DRIVER_DEB="/tmp/driver.deb"

curl -fsSL "$DRIVER_URL" -o "$DRIVER_DEB"
dpkg -i "$DRIVER_DEB" || DEBIAN_FRONTEND=noninteractive apt-get install -f -y

# 3. (Optional) Register driver/DSN
# cat >> /etc/odbcinst.ini <<'EOF'
# [MyVendorDriver]
# Description=My DB ODBC Driver
# Driver=/opt/myvendor/lib/libmyodbc.so
# EOF
#
# cat >> /etc/odbc.ini <<'EOF'
# [MyVendorDSN]
# Driver=MyVendorDriver
# Server=<server>
# Database=<database>
# Port=<port>
# EOF

echo "[$(date)] Finished ODBC init script" >> "$LOG_DIR/odbc-init.log"
exit 0

Key points so the cluster keeps starting:

  • Store the script at a supported path (for example /Workspace/.../install_odbc.sh or /Volumes/<cat>/<sch>/<vol>/install_odbc.sh) and configure it as a cluster-scoped init script on the job’s compute.
  • Keep it small (<64 KB) and make sure it always exits 0 on success; any non-zero code causes the job cluster to fail to start.
  • On Standard access mode clusters, the script path must be allowlisted by a metastore admin, or it will be blocked.
  • If it “stops working after some time”, the usual culprits are:
    • Script stored on DBFS root (now disallowed)
    • Script path no longer on the allowlist after moving to Standard mode
    • Upstream package URL changed and curl/apt-get now fails (check init logs)

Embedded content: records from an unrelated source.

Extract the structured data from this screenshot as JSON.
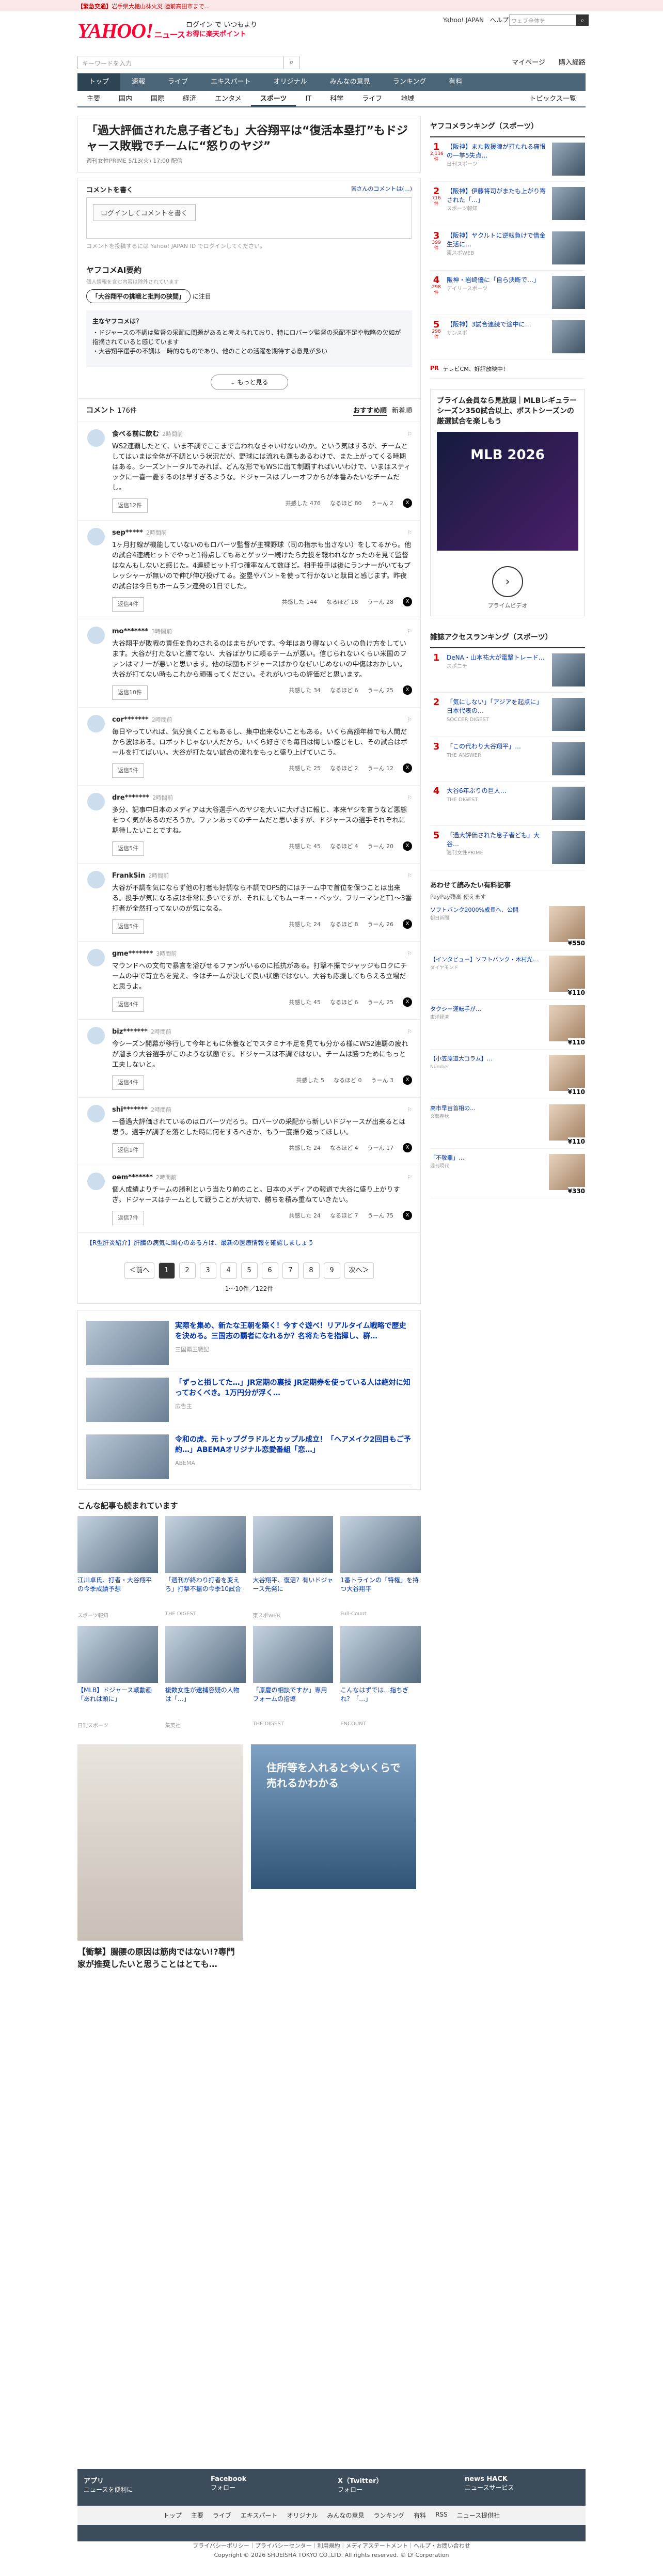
{
  "alert": {
    "prefix": "【緊急交通】",
    "text": "岩手県大槌山林火災 陸前高田市まで…"
  },
  "header": {
    "logo": "YAHOO!",
    "logo_sub": "ニュース",
    "promo_line1": "ログイン で いつもより",
    "promo_line2": "お得に楽天ポイント",
    "links": [
      "Yahoo! JAPAN",
      "ヘルプ"
    ],
    "search_placeholder": "ウェブ全体を",
    "sub_search_placeholder": "キーワードを入力",
    "user_links": [
      "マイページ",
      "購入経路"
    ]
  },
  "nav": {
    "main": [
      "トップ",
      "速報",
      "ライブ",
      "エキスパート",
      "オリジナル",
      "みんなの意見",
      "ランキング",
      "有料"
    ],
    "active_main": "トップ",
    "sub": [
      "主要",
      "国内",
      "国際",
      "経済",
      "エンタメ",
      "スポーツ",
      "IT",
      "科学",
      "ライフ",
      "地域"
    ],
    "active_sub": "スポーツ",
    "sub_right": "トピックス一覧"
  },
  "article": {
    "title": "「過大評価された息子者ども」大谷翔平は“復活本塁打”もドジャース敗戦でチームに“怒りのヤジ”",
    "meta": "週刊女性PRIME  5/13(火) 17:00  配信"
  },
  "comment_login": {
    "heading": "コメントを書く",
    "heading_right": "皆さんのコメントは(…)",
    "box_label": "ログインしてコメントを書く",
    "note": "コメントを投稿するには Yahoo! JAPAN ID でログインしてください。"
  },
  "ai_summary": {
    "heading": "ヤフコメAI要約",
    "note": "個人情報を含む内容は除外されています",
    "chip": "「大谷翔平の挑戦と批判の狭間」",
    "chip_suffix": "に注目",
    "box_title": "主なヤフコメは？",
    "box_lines": [
      "・ドジャースの不調は監督の采配に問題があると考えられており、特にロバーツ監督の采配不足や戦略の欠如が指摘されていると感じています",
      "・大谷翔平選手の不調は一時的なものであり、他のことの活躍を期待する意見が多い"
    ],
    "more": "もっと見る"
  },
  "comments_header": {
    "label": "コメント",
    "count": "176件",
    "sort_label": "おすすめ順",
    "sort_new": "新着順"
  },
  "comments": [
    {
      "name": "食べる前に飲む",
      "time": "2時間前",
      "body": "WS2連覇したとて、いま不調でここまで言われなきゃいけないのか。という気はするが、チームとしてはいまは全体が不調という状況だが、野球には流れも運もあるわけで、また上がってくる時期はある。シーズントータルでみれば、どんな形でもWSに出て制覇すればいいわけで、いまはスティックに一喜一憂するのは早すぎるような。ドジャースはプレーオフからが本番みたいなチームだし。",
      "reply": "返信12件",
      "v1": "共感した 476",
      "v2": "なるほど 80",
      "v3": "うーん 2"
    },
    {
      "name": "sep*****",
      "time": "2時間前",
      "body": "1ヶ月打線が機能していないのもロバーツ監督が主裸野球（司の指示も出さない）をしてるから。他の試合4連続ヒットでやっと1得点してもあとゲッツー続けたら力投を報われなかったのを見て監督はなんもしないと感じた。4連続ヒット打つ確率なんて数ほど。相手投手は後にランナーがいてもプレッシャーが無いので伸び伸び投げてる。盗塁やバントを使って行かないと駄目と感じます。昨夜の試合は今日もホームラン連発の1日でした。",
      "reply": "返信4件",
      "v1": "共感した 144",
      "v2": "なるほど 18",
      "v3": "うーん 28"
    },
    {
      "name": "mo*******",
      "time": "3時間前",
      "body": "大谷翔平が敗戦の責任を負わされるのはまちがいです。今年はあり得ないくらいの負け方をしています。大谷が打たないと勝てない、大谷ばかりに頼るチームが悪い。信じられないくらい米国のファンはマナーが悪いと思います。他の球団もドジャースばかりなぜいじめないの中傷はおかしい。大谷が打てない時もこれから頑張ってください。それがいつもの評価だと思います。",
      "reply": "返信10件",
      "v1": "共感した 34",
      "v2": "なるほど 6",
      "v3": "うーん 25"
    },
    {
      "name": "cor*******",
      "time": "2時間前",
      "body": "毎日やっていれば、気分良くこともあるし、集中出来ないこともある。いくら高額年棒でも人間だから波はある。ロボットじゃない人だから。いくら好きでも毎日は悔しい感じをし、その試合はボールを打てばいい。大谷が打たない試合の流れをもっと盛り上げていこう。",
      "reply": "返信5件",
      "v1": "共感した 25",
      "v2": "なるほど 2",
      "v3": "うーん 12"
    },
    {
      "name": "dre*******",
      "time": "2時間前",
      "body": "多分、記事中日本のメディアは大谷選手へのヤジを大いに大げさに報じ、本来ヤジを言うなど悪態をつく気があるのだろうか。ファンあってのチームだと思いますが、ドジャースの選手それぞれに期待したいことですね。",
      "reply": "返信5件",
      "v1": "共感した 45",
      "v2": "なるほど 4",
      "v3": "うーん 20"
    },
    {
      "name": "FrankSin",
      "time": "2時間前",
      "body": "大谷が不調を気にならず他の打者も好調なら不調でOPS的にはチーム中で首位を保つことは出来る。投手が気になる点は非常に多いですが、それにしてもムーキー・ベッツ、フリーマンとT1〜3番打者が全然打ってないのが気になる。",
      "reply": "返信5件",
      "v1": "共感した 24",
      "v2": "なるほど 8",
      "v3": "うーん 26"
    },
    {
      "name": "gme*******",
      "time": "3時間前",
      "body": "マウンドへの文句で暴言を浴びせるファンがいるのに抵抗がある。打撃不振でジャッジもロクにチームの中で苛立ちを覚え、今はチームが決して良い状態ではない。大谷も応援してもらえる立場だと思うよ。",
      "reply": "返信4件",
      "v1": "共感した 45",
      "v2": "なるほど 6",
      "v3": "うーん 25"
    },
    {
      "name": "biz*******",
      "time": "2時間前",
      "body": "今シーズン開幕が移行して今年ともに休養などでスタミナ不足を見ても分かる様にWS2連覇の疲れが溜まり大谷選手がこのような状態です。ドジャースは不調ではない。チームは勝つためにもっと工夫しないと。",
      "reply": "返信4件",
      "v1": "共感した 5",
      "v2": "なるほど 0",
      "v3": "うーん 3"
    },
    {
      "name": "shi*******",
      "time": "2時間前",
      "body": "一番過大評価されているのはロバーツだろう。ロバーツの采配から新しいドジャースが出来るとは思う。選手が調子を落とした時に何をするべきか、もう一度振り返ってほしい。",
      "reply": "返信1件",
      "v1": "共感した 24",
      "v2": "なるほど 4",
      "v3": "うーん 17"
    },
    {
      "name": "oem*******",
      "time": "2時間前",
      "body": "個人成績よりチームの勝利という当たり前のこと。日本のメディアの報道で大谷に盛り上がりすぎ。ドジャースはチームとして戦うことが大切で、勝ちを積み重ねていきたい。",
      "reply": "返信7件",
      "v1": "共感した 24",
      "v2": "なるほど 7",
      "v3": "うーん 75"
    }
  ],
  "expert_note": "【R型肝炎紹介】肝臓の病気に関心のある方は、最新の医療情報を確認しましょう",
  "pager": {
    "prev": "＜前へ",
    "pages": [
      "1",
      "2",
      "3",
      "4",
      "5",
      "6",
      "7",
      "8",
      "9"
    ],
    "current": "1",
    "next": "次へ＞",
    "info": "1〜10件／122件"
  },
  "ads": [
    {
      "title": "実際を集め、新たな王朝を築く！今すぐ遊べ！リアルタイム戦略で歴史を決める。三国志の覇者になれるか？名将たちを指揮し、群…",
      "src": "三国覇王戦記"
    },
    {
      "title": "「ずっと損してた…」JR定期の裏技 JR定期券を使っている人は絶対に知っておくべき。1万円分が浮く…",
      "src": "広告主"
    },
    {
      "title": "令和の虎、元トップグラドルとカップル成立！「ヘアメイク2回目もご予約…」ABEMAオリジナル恋愛番組「恋…」",
      "src": "ABEMA"
    }
  ],
  "related": {
    "heading": "こんな記事も読まれています",
    "items": [
      {
        "title": "江川卓氏、打者・大谷翔平の今季成績予想",
        "meta": "スポーツ報知"
      },
      {
        "title": "「週刊が終わり打者を変えろ」打撃不振の今季10試合",
        "meta": "THE DIGEST"
      },
      {
        "title": "大谷翔平、復活？有いドジャース先発に",
        "meta": "東スポWEB"
      },
      {
        "title": "1番トラインの「特権」を持つ大谷翔平",
        "meta": "Full-Count"
      },
      {
        "title": "【MLB】ドジャース戦動画「あれは頭に」",
        "meta": "日刊スポーツ"
      },
      {
        "title": "複数女性が逮捕容疑の人物は「…」",
        "meta": "集英社"
      },
      {
        "title": "「原慶の相談ですか」専用フォームの指導",
        "meta": "THE DIGEST"
      },
      {
        "title": "こんなはずでは…指ちぎれ？「…」",
        "meta": "ENCOUNT"
      }
    ]
  },
  "big_ad": {
    "left": "【衝撃】腸腰の原因は筋肉ではない!?専門家が推奨したいと思うことはとても…",
    "right": "住所等を入れると今いくらで売れるかわかる"
  },
  "sidebar": {
    "rank_heading": "ヤフコメランキング（スポーツ）",
    "ranks": [
      {
        "n": "1",
        "pts": "2,116件",
        "title": "【阪神】また救援陣が打たれる痛恨の一挙5失点…",
        "meta": "日刊スポーツ"
      },
      {
        "n": "2",
        "pts": "716件",
        "title": "【阪神】伊藤将司がまたも上がり寄された「…」",
        "meta": "スポーツ報知"
      },
      {
        "n": "3",
        "pts": "399件",
        "title": "【阪神】ヤクルトに逆転負けで借金生活に…",
        "meta": "東スポWEB"
      },
      {
        "n": "4",
        "pts": "298件",
        "title": "阪神・岩崎優に「自ら決断で…」",
        "meta": "デイリースポーツ"
      },
      {
        "n": "5",
        "pts": "298件",
        "title": "【阪神】3試合連続で途中に…",
        "meta": "サンスポ"
      }
    ],
    "pr1": "テレビCM、好評放映中！",
    "ad_title": "プライム会員なら見放題｜MLBレギュラーシーズン350試合以上、ポストシーズンの厳選試合を楽しもう",
    "ad_banner": "MLB 2026",
    "ad_caption": "プライムビデオ",
    "access_heading": "雑誌アクセスランキング（スポーツ）",
    "access": [
      {
        "n": "1",
        "title": "DeNA・山本祐大が電撃トレード…",
        "meta": "スポニチ"
      },
      {
        "n": "2",
        "title": "「気にしない」「アジアを起点に」日本代表の…",
        "meta": "SOCCER DIGEST"
      },
      {
        "n": "3",
        "title": "「この代わり大谷翔平」…",
        "meta": "THE ANSWER"
      },
      {
        "n": "4",
        "title": "大谷6年ぶりの巨人…",
        "meta": "THE DIGEST"
      },
      {
        "n": "5",
        "title": "「過大評価された息子者ども」大谷…",
        "meta": "週刊女性PRIME"
      }
    ],
    "shop_heading": "あわせて読みたい有料記事",
    "shop_sub": "PayPay残高 使えます",
    "shop": [
      {
        "title": "ソフトバンク2000%成長へ、公開",
        "meta": "朝日新聞",
        "price": "¥550"
      },
      {
        "title": "【インタビュー】ソフトバンク・木村光…",
        "meta": "ダイヤモンド",
        "price": "¥110"
      },
      {
        "title": "タクシー運転手が…",
        "meta": "東洋経済",
        "price": "¥110"
      },
      {
        "title": "【小笠原道大コラム】…",
        "meta": "Number",
        "price": "¥110"
      },
      {
        "title": "高市早苗首相の…",
        "meta": "文藝春秋",
        "price": "¥110"
      },
      {
        "title": "「不敬罪」…",
        "meta": "週刊現代",
        "price": "¥330"
      }
    ]
  },
  "footer": {
    "apps": [
      {
        "t": "アプリ",
        "d": "ニュースを便利に"
      },
      {
        "t": "Facebook",
        "d": "フォロー"
      },
      {
        "t": "X（Twitter）",
        "d": "フォロー"
      },
      {
        "t": "news HACK",
        "d": "ニュースサービス"
      }
    ],
    "links": [
      "トップ",
      "主要",
      "ライブ",
      "エキスパート",
      "オリジナル",
      "みんなの意見",
      "ランキング",
      "有料",
      "RSS",
      "ニュース提供社"
    ],
    "bottom1": "プライバシーポリシー｜プライバシーセンター｜利用規約｜メディアステートメント｜ヘルプ・お問い合わせ",
    "bottom2": "Copyright © 2026 SHUEISHA TOKYO CO.,LTD. All rights reserved.  © LY Corporation"
  }
}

You can inspect failures in /databricks/init_scripts/...stdout.log or via cluster log delivery.


Option 3: Use Lakehouse Federation / remote_query to execute procedures

For SQL Server and several other databases, you can create a Unity Catalog connection and then use remote_query to run the database’s native SQL (including stored procedures) from Databricks SQL or notebooks, again without any OS-level driver:

SELECT *
FROM remote_query(
  'my_sqlserver_connection',
  database => 'MyDb',
  query    => 'EXEC dbo.MyStoredProc @Param1 = 42'
);

This uses JDBC under the hood and is the strategic path for cross-system querying.


My recommendation:
Use Option 1 or 3 (JDBC / Lakehouse Federation / remote_query) instead of installing an ODBC driver on the job cluster. Only use Option 2 if you’re blocked by a hard dependency on ODBC, and in that case, adapt the template script above and double-check script location, allowlist, and init-script logs to understand why it started failing.